To make a much longer story shorter, the Unitarian "reverend" stood there in front of 100 greiving masonic family members, and assured them over and over how God is loving, and that my uncle was in heaven, and with them in spirit, etc.
Later on, during the reception at the lodge (I was covered head to feet in the Blood), I had a chance to speak to that "reverend" (Nicolaitan?). He said his main ministry was to the dying, assuring them of easy passage. I asked him if my uncle had been born again, to which the answer was no, then I asked him if Jesus was lying in John 3:3. Among other points, I quoted him around five scriptures for each point, all in relation to my uncle's salvation, or lack thereof. He was visibly upset, for the entrance of the Word was casting light on his apostacy. Now, both my mother and I each wrote very careful, loving letters to my uncle before he died, pleading with grace and love that he listen to the gospel of Jesus Christ. The rest of the family, being entrenched in masonry, blocked these attempts.
The anger I feel is at that "reverend", who the family DID listen to and let talk to my uncle, yet he completely perverted the Gospel into a lie that possibly cost my uncle his eternal life.
I've encountered grave apostacy left and right amongst professing christians everywhere I go (except at my new church, Praise God!), and it greives my soul to see their blank stares of unbeleif and pre-programming when actual truth is presented in the most loving, graceful way I can muster.
Also, when trying to witness in my workplace, on the street, and to my neighbors, I encounter such blindness, such willful ignorance, such scoffing and rejection of the Gospel, I often get greatly discouraged.
I won't even get into the stuff that I encountered at my old church.

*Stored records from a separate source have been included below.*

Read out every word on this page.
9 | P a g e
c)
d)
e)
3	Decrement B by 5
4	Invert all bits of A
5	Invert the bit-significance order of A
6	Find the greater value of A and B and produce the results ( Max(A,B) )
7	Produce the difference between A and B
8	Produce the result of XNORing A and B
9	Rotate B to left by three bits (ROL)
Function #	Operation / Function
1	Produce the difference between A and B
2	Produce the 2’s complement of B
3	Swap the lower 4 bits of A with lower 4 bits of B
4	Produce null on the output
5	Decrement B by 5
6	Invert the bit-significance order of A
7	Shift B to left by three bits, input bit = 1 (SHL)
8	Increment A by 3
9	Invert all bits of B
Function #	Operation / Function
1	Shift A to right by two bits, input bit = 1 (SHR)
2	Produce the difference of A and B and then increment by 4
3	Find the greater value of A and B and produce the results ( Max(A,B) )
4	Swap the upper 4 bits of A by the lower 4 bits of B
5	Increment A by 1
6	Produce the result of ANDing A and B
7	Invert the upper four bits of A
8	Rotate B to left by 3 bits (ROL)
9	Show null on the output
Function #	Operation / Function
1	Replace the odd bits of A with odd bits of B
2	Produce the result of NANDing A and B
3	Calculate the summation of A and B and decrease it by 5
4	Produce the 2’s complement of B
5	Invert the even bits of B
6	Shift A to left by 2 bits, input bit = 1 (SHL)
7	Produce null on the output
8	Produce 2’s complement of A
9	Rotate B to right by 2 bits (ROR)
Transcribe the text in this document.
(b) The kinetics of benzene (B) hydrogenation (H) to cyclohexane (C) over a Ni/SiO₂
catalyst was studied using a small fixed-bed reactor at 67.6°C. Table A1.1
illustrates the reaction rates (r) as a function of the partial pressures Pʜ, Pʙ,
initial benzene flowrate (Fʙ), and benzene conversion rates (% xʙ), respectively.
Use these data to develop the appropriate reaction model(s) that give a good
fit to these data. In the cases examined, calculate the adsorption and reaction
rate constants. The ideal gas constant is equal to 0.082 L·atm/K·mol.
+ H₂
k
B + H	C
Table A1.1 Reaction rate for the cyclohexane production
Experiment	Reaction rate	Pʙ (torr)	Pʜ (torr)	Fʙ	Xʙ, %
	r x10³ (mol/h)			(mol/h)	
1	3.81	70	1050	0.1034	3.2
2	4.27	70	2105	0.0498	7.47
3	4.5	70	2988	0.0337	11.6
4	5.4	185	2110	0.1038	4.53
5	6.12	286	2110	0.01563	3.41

I've undertaken an evangelism course and I'm about 15 weeks in. I have definately learned alot about the Biblical way to evangelize, and God has sent certain people along my path where the entire process went so perfectly, that I came away thankful that God showed me that I can be useful for Him, I am able to use what I'm learning.
I've read the promises in scripture, the examples, the admonitions about soul-winning, and I do beleive them, yet I still find my spirit beaten down, requiring much restoration in prayer on a daily basis.
I have also been laboring to share the gospel with someone very close to me, whom I have grown to love, from before I was saved. This area seems to be the worst of them all.
I've studied the Bible versions, I've studied authority of scripture, I know an awful lot about creation refuting evolution (which is a very common objection to the Bible), and the evangelism course has taught me many methods and analogies to use, but yet..
I guess I'm just trying to say I am mad at satan for his relentless assault on all fronts at keeping the people I love and care for away from the Saviour. Sometimes its so discouraging, I have difficulty enjoying the Joy of the Lord because I am so burdened sometimes. I know satan is just flaunting his works in front of me, knowing that I see them all for what they are, and taunting me into giving up by showing me what I'm up against.
I know I have the victor on my side, and working through me. I know I need to trust more on the Lord, focus on purity and yeilding control to the Holy Spirit to make me a better vessel, but its a fight, Oh Lord is it a fight.
My Flesh doth WAR against my Spirit!
I know somehow the remedy is more time in scripture, more time on my knees, more effort on my part, and more trusting in the Lord.

I guess I can answer my own questions, I know where more and more effort is needed. I then in turn become greived when I let the burdens of the day keep me away from the work to be done when I'm alone.

I apologize for the long post, without any edification to you all. I guess I just ask that you say a quick prayer for me, that this soldier would press on.